A back door listing is one way for a private company to go public if it doesn't meet the requirements to list on a stock exchange. Essentially, the company gets on the exchange by going through a back door. This process is sometimes referred to as a reverse takeover, reverse merger, or reverse IPO.
How Does a Back Door Listing Work?
By going through a back door listing, the private company avoids the public offering process and gains automatic inclusion on a stock exchange. Following the acquisition, the buyer may merge both companies' operations or, alternatively, create a shell corporation that allows the two companies to continue operations independent of each other.
Although not as prevalent, a private company will sometimes engage in a back door listing simply to avoid the time and expense of engaging in an IPO.
Benefits of a Back Door Listing
One of the major upsides of going through a back door listing is that it is considered a cost-effective measure for a private firm to go public. Because it can strike up a deal with an already public company, it doesn't have to go through the expenses of regulatory filings or funding to go public.
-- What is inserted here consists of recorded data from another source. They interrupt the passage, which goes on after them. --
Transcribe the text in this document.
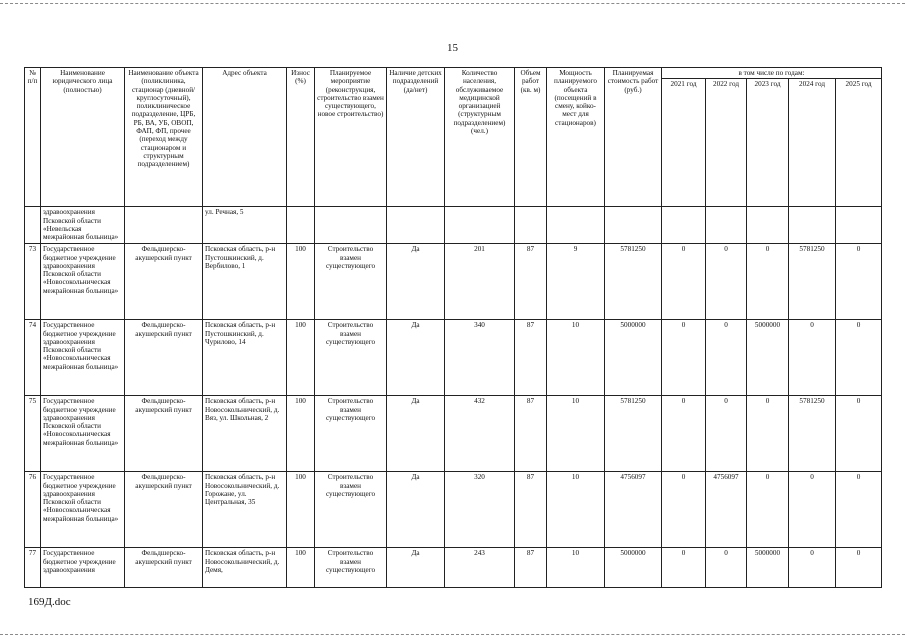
15
№ п/п	Наименование юридического лица (полностью)	Наименование объекта (поликлиника, стационар (дневной/ круглосуточный), поликлиническое подразделение, ЦРБ, РБ, ВА, УБ, ОВОП, ФАП, ФП, прочее (переход между стационаром и структурным подразделением)	Адрес объекта	Износ (%)	Планируемое мероприятие (реконструкция, строительство взамен существующего, новое строительство)	Наличие детских подразделений (да/нет)	Количество населения, обслуживаемое медицинской организацией (структурным подразделением) (чел.)	Объем работ (кв. м)	Мощность планируемого объекта (посещений в смену, койко-мест для стационаров)	Планируемая стоимость работ (руб.)	в том числе по годам:				
											2021 год	2022 год	2023 год	2024 год	2025 год
	здравоохранения Псковской области «Невельская межрайонная больница»		ул. Речная, 5												
73	Государственное бюджетное учреждение здравоохранения Псковской области «Новосокольническая межрайонная больница»	Фельдшерско-акушерский пункт	Псковская область, р-н Пустошкинский, д. Вербилово, 1	100	Строительство взамен существующего	Да	201	87	9	5781250	0	0	0	5781250	0
74	Государственное бюджетное учреждение здравоохранения Псковской области «Новосокольническая межрайонная больница»	Фельдшерско-акушерский пункт	Псковская область, р-н Пустошкинский, д. Чурилово, 14	100	Строительство взамен существующего	Да	340	87	10	5000000	0	0	5000000	0	0
75	Государственное бюджетное учреждение здравоохранения Псковской области «Новосокольническая межрайонная больница»	Фельдшерско-акушерский пункт	Псковская область, р-н Новосокольнический, д. Вяз, ул. Школьная, 2	100	Строительство взамен существующего	Да	432	87	10	5781250	0	0	0	5781250	0
76	Государственное бюджетное учреждение здравоохранения Псковской области «Новосокольническая межрайонная больница»	Фельдшерско-акушерский пункт	Псковская область, р-н Новосокольнический, д. Горожане, ул. Центральная, 35	100	Строительство взамен существующего	Да	320	87	10	4756097	0	4756097	0	0	0
77	Государственное бюджетное учреждение здравоохранения	Фельдшерско-акушерский пункт	Псковская область, р-н Новосокольнический, д. Демя,	100	Строительство взамен существующего	Да	243	87	10	5000000	0	0	5000000	0	0
169Д.doc
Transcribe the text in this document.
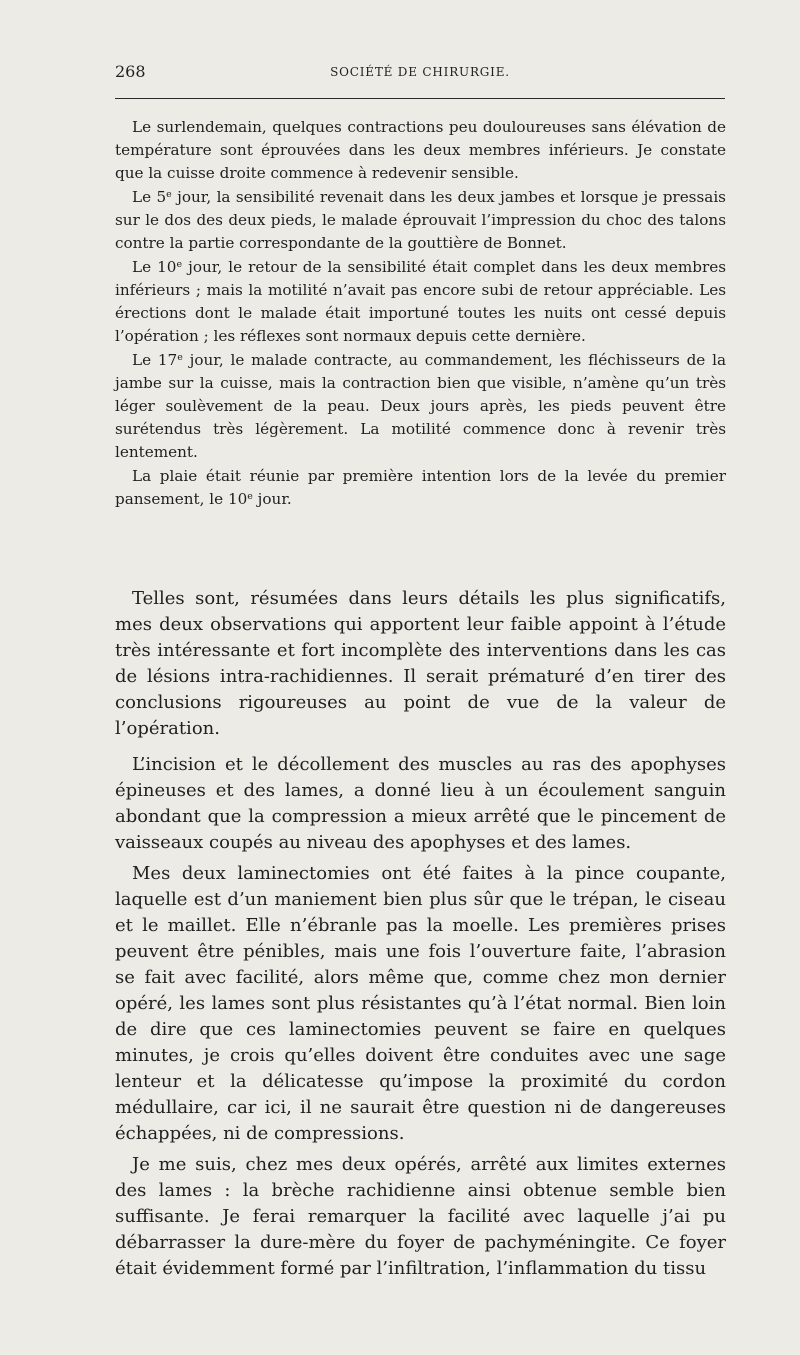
268	SOCIÉTÉ DE CHIRURGIE.

Le surlendemain, quelques contractions peu douloureuses sans élévation de température sont éprouvées dans les deux membres inférieurs. Je constate que la cuisse droite commence à redevenir sensible.

Le 5e jour, la sensibilité revenait dans les deux jambes et lorsque je pressais sur le dos des deux pieds, le malade éprouvait l’impression du choc des talons contre la partie correspondante de la gouttière de Bonnet.

Le 10e jour, le retour de la sensibilité était complet dans les deux membres inférieurs ; mais la motilité n’avait pas encore subi de retour appréciable. Les érections dont le malade était importuné toutes les nuits ont cessé depuis l’opération ; les réflexes sont normaux depuis cette dernière.

Le 17e jour, le malade contracte, au commandement, les fléchisseurs de la jambe sur la cuisse, mais la contraction bien que visible, n’amène qu’un très léger soulèvement de la peau. Deux jours après, les pieds peuvent être surétendus très légèrement. La motilité commence donc à revenir très lentement.

La plaie était réunie par première intention lors de la levée du premier pansement, le 10e jour.

Telles sont, résumées dans leurs détails les plus significatifs, mes deux observations qui apportent leur faible appoint à l’étude très intéressante et fort incomplète des interventions dans les cas de lésions intra-rachidiennes. Il serait prématuré d’en tirer des conclusions rigoureuses au point de vue de la valeur de l’opération.

L’incision et le décollement des muscles au ras des apophyses épineuses et des lames, a donné lieu à un écoulement sanguin abondant que la compression a mieux arrêté que le pincement de vaisseaux coupés au niveau des apophyses et des lames.

Mes deux laminectomies ont été faites à la pince coupante, laquelle est d’un maniement bien plus sûr que le trépan, le ciseau et le maillet. Elle n’ébranle pas la moelle. Les premières prises peuvent être pénibles, mais une fois l’ouverture faite, l’abrasion se fait avec facilité, alors même que, comme chez mon dernier opéré, les lames sont plus résistantes qu’à l’état normal. Bien loin de dire que ces laminectomies peuvent se faire en quelques minutes, je crois qu’elles doivent être conduites avec une sage lenteur et la délicatesse qu’impose la proximité du cordon médullaire, car ici, il ne saurait être question ni de dangereuses échappées, ni de compressions.

Je me suis, chez mes deux opérés, arrêté aux limites externes des lames : la brèche rachidienne ainsi obtenue semble bien suffisante. Je ferai remarquer la facilité avec laquelle j’ai pu débarrasser la dure-mère du foyer de pachyméningite. Ce foyer était évidemment formé par l’infiltration, l’inflammation du tissu
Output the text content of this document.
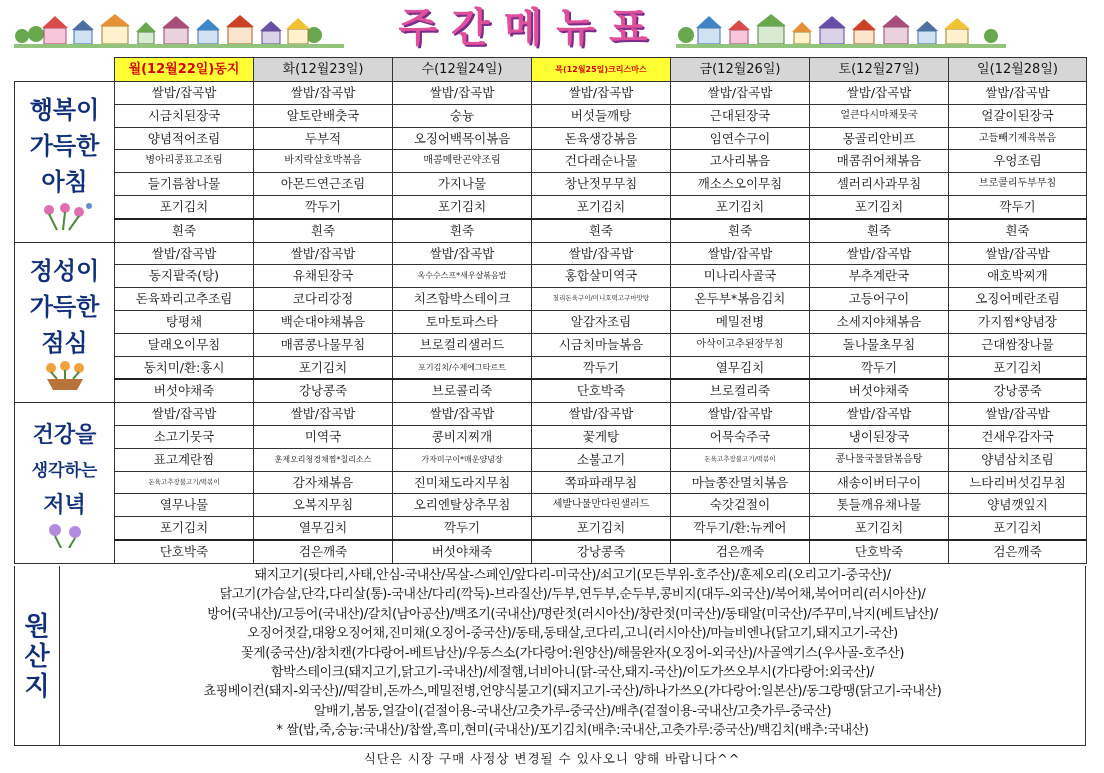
주간메뉴표
	월(12월22일)동지	화(12월23일)	수(12월24일)	목(12월25일)크리스마스	금(12월26일)	토(12월27일)	일(12월28일)

행복이
가득한
아침	쌀밥/잡곡밥	쌀밥/잡곡밥	쌀밥/잡곡밥	쌀밥/잡곡밥	쌀밥/잡곡밥	쌀밥/잡곡밥	쌀밥/잡곡밥
	시금치된장국	알토란배춧국	숭늉	버섯들깨탕	근대된장국	얼큰다시마채뭇국	얼갈이된장국
	양념적어조림	두부적	오징어백목이볶음	돈육생강볶음	임연수구이	몽골리안비프	고들빼기제육볶음
	병아리콩표고조림	바지락살호박볶음	매콤메란곤약조림	건다래순나물	고사리볶음	매콤쥐어채볶음	우엉조림
	들기름참나물	아몬드연근조림	가지나물	창난젓무무침	깨소스오이무침	셀러리사과무침	브로콜리두부무침
	포기김치	깍두기	포기김치	포기김치	포기김치	포기김치	깍두기
	흰죽	흰죽	흰죽	흰죽	흰죽	흰죽	흰죽

정성이
가득한
점심	쌀밥/잡곡밥	쌀밥/잡곡밥	쌀밥/잡곡밥	쌀밥/잡곡밥	쌀밥/잡곡밥	쌀밥/잡곡밥	쌀밥/잡곡밥
	동지팥죽(탕)	유채된장국	옥수수스프*새우살볶음밥	홍합살미역국	미나리사골국	부추계란국	애호박찌개
	돈육꽈리고추조림	코다리강정	치즈함박스테이크	칠리돈육구이/미니호떡고구마맛탕	온두부*볶음김치	고등어구이	오징어메란조림
	탕평채	백순대야채볶음	토마토파스타	알감자조림	메밀전병	소세지야채볶음	가지찜*양념장
	달래오이무침	매콤콩나물무침	브로컬리샐러드	시금치마늘볶음	아삭이고추된장무침	돌나물초무침	근대쌈장나물
	동치미/환:홍시	포기김치	포기김치/수제에그타르트	깍두기	열무김치	깍두기	포기김치
	버섯야채죽	강낭콩죽	브로콜리죽	단호박죽	브로컬리죽	버섯야채죽	강낭콩죽

건강을
생각하는
저녁	쌀밥/잡곡밥	쌀밥/잡곡밥	쌀밥/잡곡밥	쌀밥/잡곡밥	쌀밥/잡곡밥	쌀밥/잡곡밥	쌀밥/잡곡밥
	소고기뭇국	미역국	콩비지찌개	꽃게탕	어묵숙주국	냉이된장국	건새우감자국
	표고계란찜	훈제오리청경채찜*칠리소스	가자미구이*매운양념장	소불고기	돈육고추장불고기/떡볶이	콩나물국물닭볶음탕	양념삼치조림
	돈육고추장불고기/떡볶이	감자채볶음	진미채도라지무침	쪽파파래무침	마늘쫑잔멸치볶음	새송이버터구이	느타리버섯김무침
	열무나물	오복지무침	오리엔탈상추무침	세발나물만다린샐러드	숙갓겉절이	톳들깨유채나물	양념깻잎지
	포기김치	열무김치	깍두기	포기김치	깍두기/환:뉴케어	포기김치	포기김치
	단호박죽	검은깨죽	버섯야채죽	강낭콩죽	검은깨죽	단호박죽	검은깨죽
원
산
지
돼지고기(뒷다리,사태,안심-국내산/목살-스페인/앞다리-미국산)/쇠고기(모든부위-호주산)/훈제오리(오리고기-중국산)/
닭고기(가슴살,단각,다리살(통)-국내산/다리(깍둑)-브라질산)/두부,연두부,순두부,콩비지(대두-외국산)/북어채,북어머리(러시아산)/
방어(국내산)/고등어(국내산)/갈치(남아공산)/백조기(국내산)/명란젓(러시아산)/창란젓(미국산)/동태알(미국산)/주꾸미,낙지(베트남산)/
오징어젓갈,대왕오징어채,진미채(오징어-중국산)/동태,동태살,코다리,고니(러시아산)/마늘비엔나(닭고기,돼지고기-국산)
꽃게(중국산)/참치캔(가다랑어-베트남산)/우동스소(가다랑어:원양산)/해물완자(오징어-외국산)/사골엑기스(우사골-호주산)
함박스테이크(돼지고기,닭고기-국내산)/세절햄,너비아니(닭-국산,돼지-국산)/이도가쓰오부시(가다랑어:외국산)/
쵸핑베이컨(돼지-외국산)//떡갈비,돈까스,메밀전병,언양식불고기(돼지고기-국산)/하나가쓰오(가다랑어:일본산)/동그랑땡(닭고기-국내산)
알배기,봄동,얼갈이(겉절이용-국내산/고춧가루-중국산)/배추(겉절이용-국내산/고춧가루-중국산)
* 쌀(밥,죽,숭늉:국내산)/찹쌀,흑미,현미(국내산)/포기김치(배추:국내산,고춧가루:중국산)/백김치(배추:국내산)
식단은 시장 구매 사정상 변경될 수 있사오니 양해 바랍니다^^
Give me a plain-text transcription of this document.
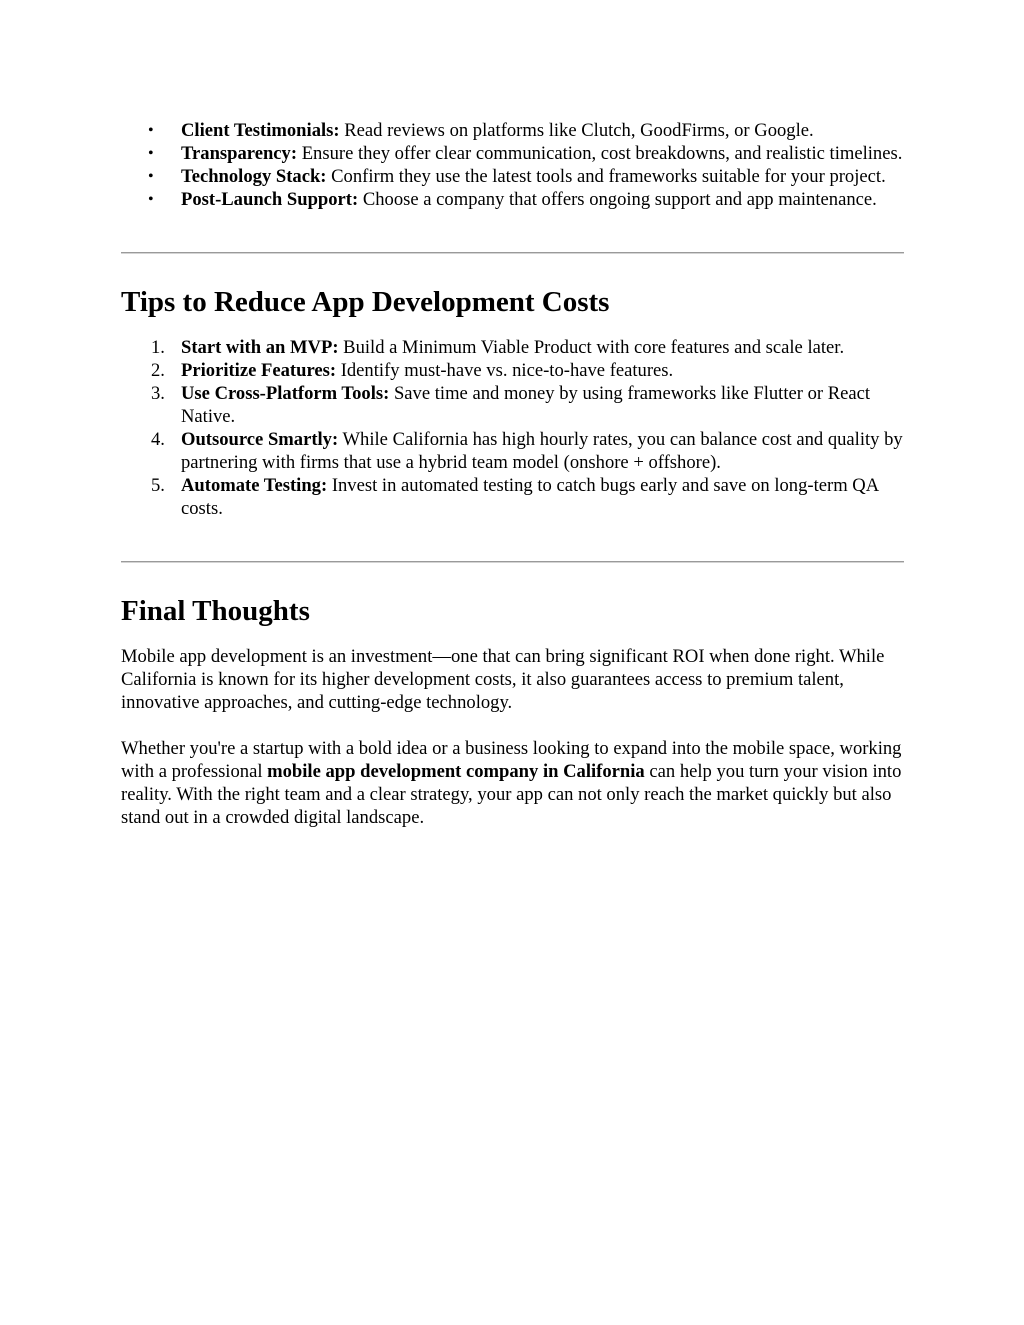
• Client Testimonials: Read reviews on platforms like Clutch, GoodFirms, or Google.
• Transparency: Ensure they offer clear communication, cost breakdowns, and realistic timelines.
• Technology Stack: Confirm they use the latest tools and frameworks suitable for your project.
• Post-Launch Support: Choose a company that offers ongoing support and app maintenance.
Tips to Reduce App Development Costs
1. Start with an MVP: Build a Minimum Viable Product with core features and scale later.
2. Prioritize Features: Identify must-have vs. nice-to-have features.
3. Use Cross-Platform Tools: Save time and money by using frameworks like Flutter or React Native.
4. Outsource Smartly: While California has high hourly rates, you can balance cost and quality by partnering with firms that use a hybrid team model (onshore + offshore).
5. Automate Testing: Invest in automated testing to catch bugs early and save on long-term QA costs.
Final Thoughts

Mobile app development is an investment—one that can bring significant ROI when done right. While California is known for its higher development costs, it also guarantees access to premium talent, innovative approaches, and cutting-edge technology.

Whether you're a startup with a bold idea or a business looking to expand into the mobile space, working with a professional mobile app development company in California can help you turn your vision into reality. With the right team and a clear strategy, your app can not only reach the market quickly but also stand out in a crowded digital landscape.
Private firms may also inject life into a troubled company without the need to raise more money from the market. Not only does this bring a new set of people to the table, but it may also bring new technology, products, and marketing ideas.
There is also some upside for existing stock owners. Shareholders in the target company may also get some cash for the deal. If the merger is successful and the two companies' synergy is compatible, it may mean added value for the new entity's shareholders as well.
Downsides of Back Door Listings
As with any other process, there are also disadvantages to undergoing a back door listing. Since it doesn't happen very often, it may be cumbersome to explain to shareholders, leaving them confused and upset.
This process can also lead to new shares being issued for the incoming private company. This leads to share dilution, which can decrease existing shareholders' ownership and value in the company.
While a back door listing may help boost a failing public company's bottom line, it can have the reverse effect as well. If the two companies don't have a natural fit, it may hurt profits in the end.
Finally, depending on which country the listing is in, trading of the listed company can be halted or suspended until the merger is fully executed.
Example of a Back Door Listing
Say a small private firm wants to go public but it just doesn't have the resources to do so. It may decide to buy out an already publicly-traded company to meet the requirements. The company would need a lot of cash on hand in order to make this possible.
Let's take a hypothetical example of two companies—Company A and Company B. Through its shareholders, Company A (the private company) buys control of Company B. Company A's shareholders will then control B's Board of Directors.
Once the transaction is complete, the merger is negotiated and executed. Company B will then issue a majority of its shares to Company A. Company A will then start to do business under Company B's name and merge the operations of both. In some cases, as noted above, Company A may open up a shell corporation and keep the two operations separate.
One of the biggest examples of a back door listing was when the New York Stock Exchange (NYSE) acquired Archipelago Holdings. In 2006, the two agreed to a $10 billion deal and created the NYSE Group. Archipelago was one of the exchange's main competitors, despite the fact that it offered trading services electronically, compared to the open outcry system of the NYSE.